Son cinéma est absent des écrans chinois. Et pour cause: de film en film, Wang Bing s'intéresse aux laissés-pour-compte du miracle économique de son pays, condamnés à vivoter aux marges de la société, qu'ils soient ouvriers en déshérence, enfants livrés à eux-mêmes, ou victimes oubliées des camps maoïstes.

"Les Âmes mortes", film-marathon de huit heures au titre emprunté au romancier russe Nicolas Gogol, se distingue cette année à Cannes par son exceptionnelle longueur, mais sa durée n'a rien d'inhabituel pour le réalisateur chinois.

Aujourd'hui quinquagénaire, Wang Bing s'est fait connaître en 2003 dès sa première oeuvre, un documentaire-fleuve de neuf heures dépeignant l'existence d'ouvriers privés de travail après la fermeture d'usines étatiques: "A l'Ouest des rails".

Dans l'hiver glacé du nord-est de la Chine, l'artiste filmait la lente agonie d'un complexe industriel autrefois florissant, devenu le symbole de l'effondrement d'un système obsolète.

"Wang Bing filme la dégradation presque à vue d'oeil des monuments industriels (...) La durée s'impose
comme une évidence" pour montrer "la progression de la rouille", selon Dominique Païni, ex-directeur de la Cinémathèque française.

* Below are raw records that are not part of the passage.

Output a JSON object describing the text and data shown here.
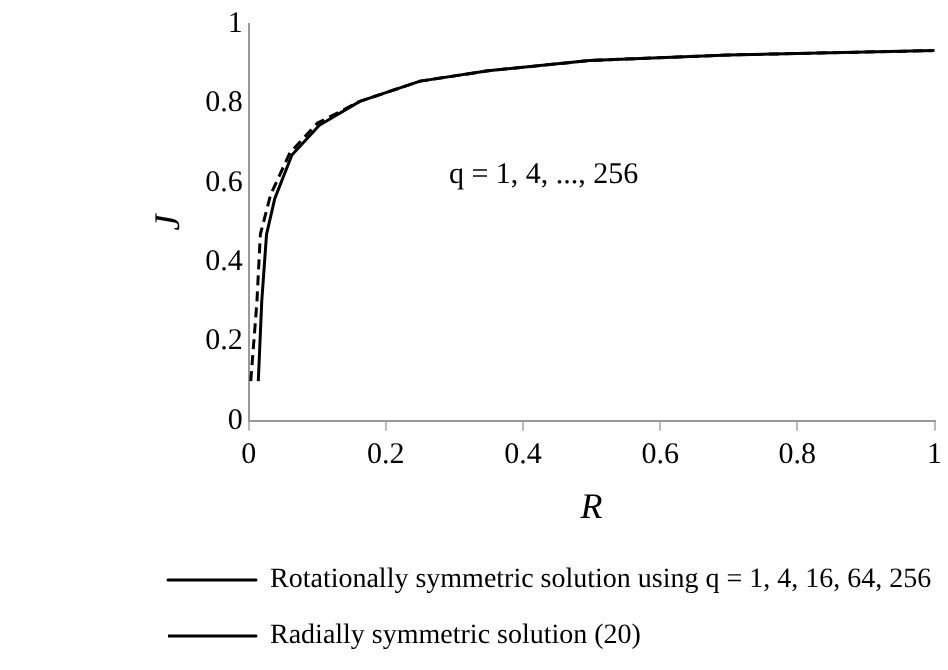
{
  "chart_data": {
    "type": "line",
    "xlabel": "R",
    "ylabel": "J",
    "xlim": [
      0,
      1
    ],
    "ylim": [
      0,
      1
    ],
    "xticks": [
      0,
      0.2,
      0.4,
      0.6,
      0.8,
      1
    ],
    "yticks": [
      0,
      0.2,
      0.4,
      0.6,
      0.8,
      1
    ],
    "grid": false,
    "legend": "bottom",
    "marker": "none",
    "annotations": [
      "q = 1, 4, ..., 256"
    ],
    "series": [
      {
        "name": "Rotationally symmetric solution using q = 1, 4, 16, 64, 256",
        "color": "#000000",
        "line_style": "solid",
        "x": [
          0.014,
          0.019,
          0.026,
          0.038,
          0.063,
          0.103,
          0.162,
          0.25,
          0.349,
          0.497,
          0.7,
          1
        ],
        "values": [
          0.1,
          0.3,
          0.47,
          0.56,
          0.67,
          0.745,
          0.805,
          0.856,
          0.882,
          0.908,
          0.922,
          0.933
        ]
      },
      {
        "name": "Radially symmetric solution (20)",
        "color": "#000000",
        "line_style": "dashed",
        "x": [
          0.003,
          0.012,
          0.017,
          0.032,
          0.06,
          0.1,
          0.162,
          0.25,
          0.349,
          0.497,
          0.7,
          1
        ],
        "values": [
          0.1,
          0.3,
          0.47,
          0.57,
          0.675,
          0.75,
          0.805,
          0.856,
          0.882,
          0.908,
          0.922,
          0.933
        ]
      }
    ]
  }
}
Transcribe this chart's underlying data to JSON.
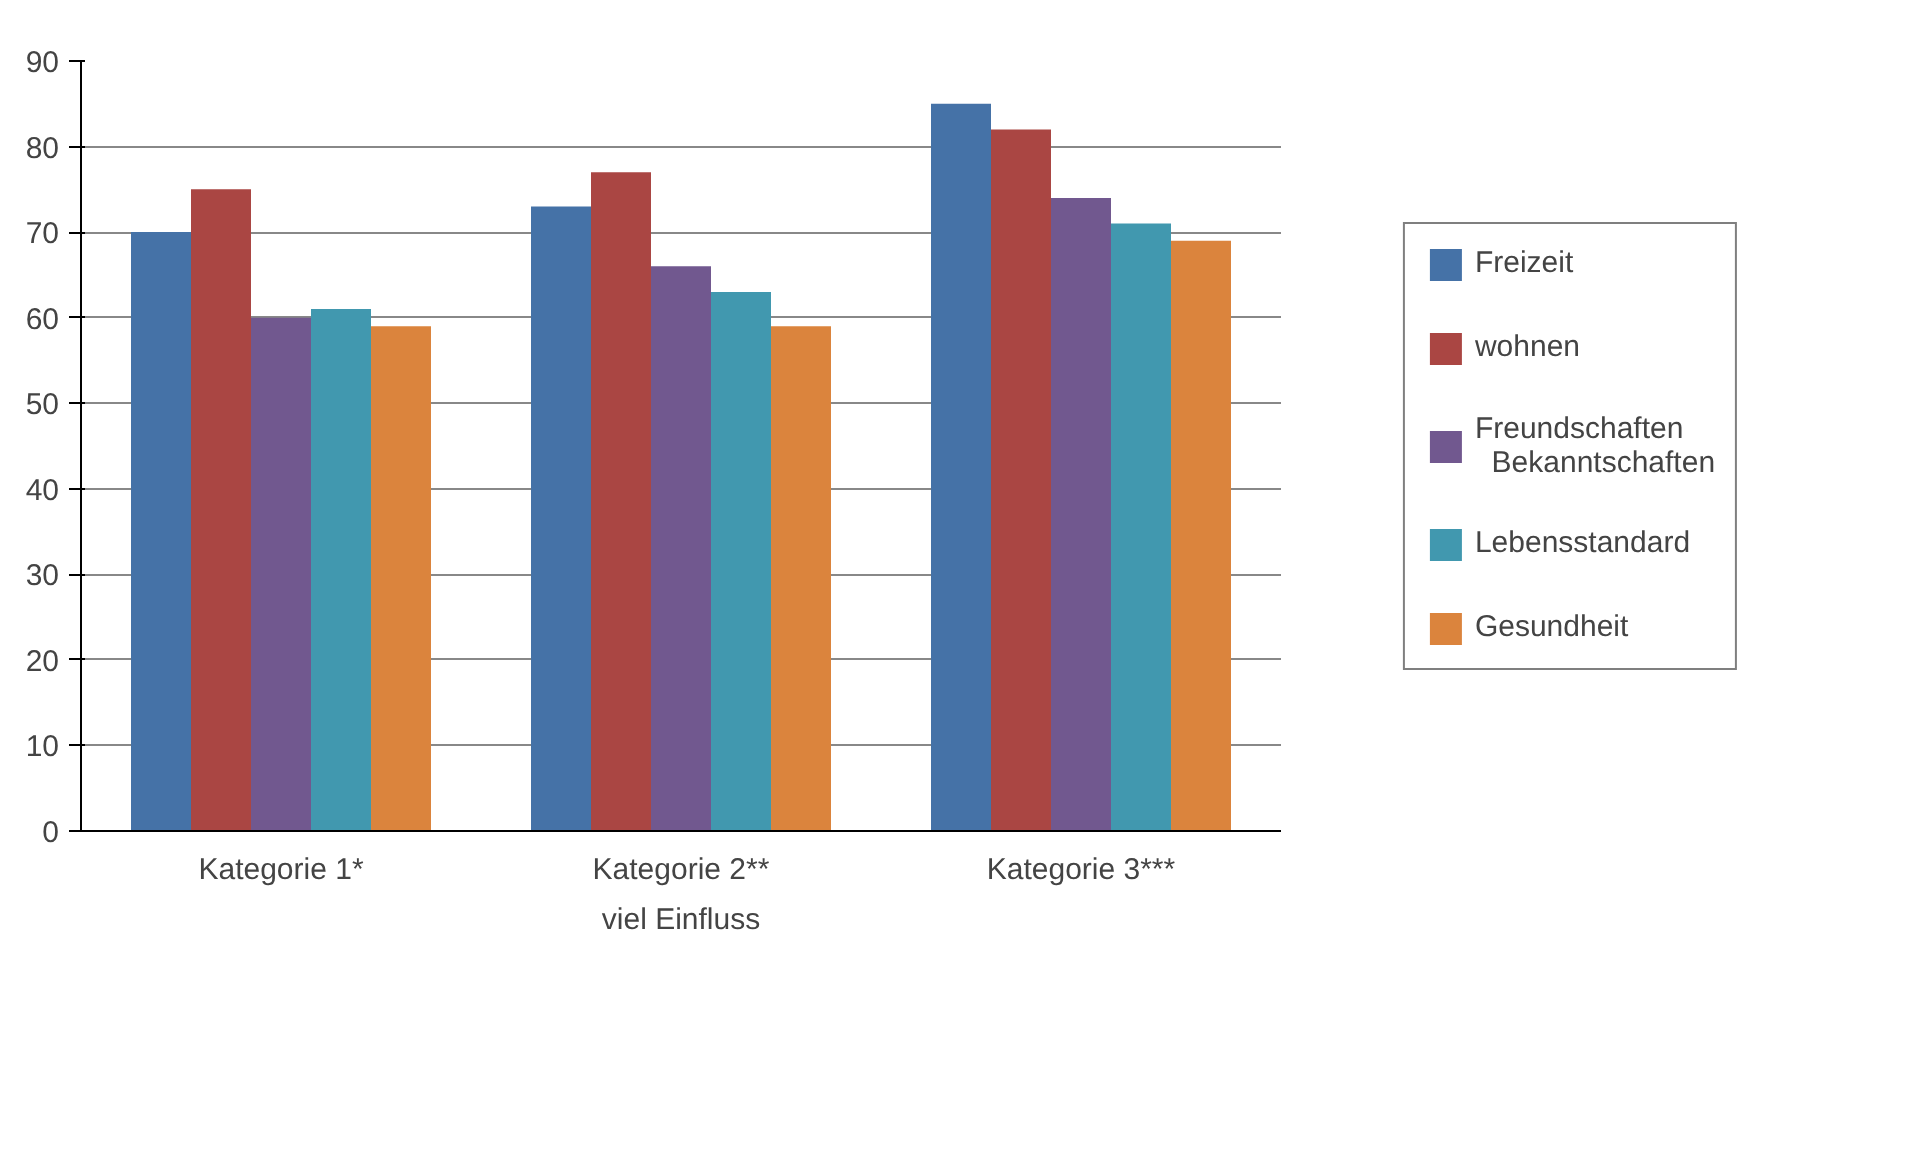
{
  "chart_data": {
    "type": "bar",
    "xlabel": "viel Einfluss",
    "categories": [
      "Kategorie 1*",
      "Kategorie 2**",
      "Kategorie 3***"
    ],
    "series": [
      {
        "name": "Freizeit",
        "color": "#4572a7",
        "values": [
          70,
          73,
          85
        ]
      },
      {
        "name": "wohnen",
        "color": "#aa4643",
        "values": [
          75,
          77,
          82
        ]
      },
      {
        "name": "Freundschaften Bekanntschaften",
        "color": "#71588f",
        "values": [
          60,
          66,
          74
        ]
      },
      {
        "name": "Lebensstandard",
        "color": "#4198af",
        "values": [
          61,
          63,
          71
        ]
      },
      {
        "name": "Gesundheit",
        "color": "#db843d",
        "values": [
          59,
          59,
          69
        ]
      }
    ],
    "ylim": [
      0,
      90
    ],
    "yticks": [
      0,
      10,
      20,
      30,
      40,
      50,
      60,
      70,
      80,
      90
    ],
    "grid": "y",
    "legend": "right"
  }
}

Wang Bing se sent de tous les milieux: ses amis "sont ouvriers ou paysans, poètes et écrivains", expliquait-il l'an dernier, après la sortie de son dernier opus, "Argent amer".

Meilleur scénario à la Mostra de Venise, ce documentaire s'immergeait dans la vie des petites mains d'ateliers de confection textile, où des travailleurs endurent la précarité, les logements décatis et les horaires harassants.

"Wang Bing a une telle pudeur et un tel respect que les gens se sentent libres face à lui. Il laisse le sujet venir à lui", estime la sinologue Luisa Prudentino.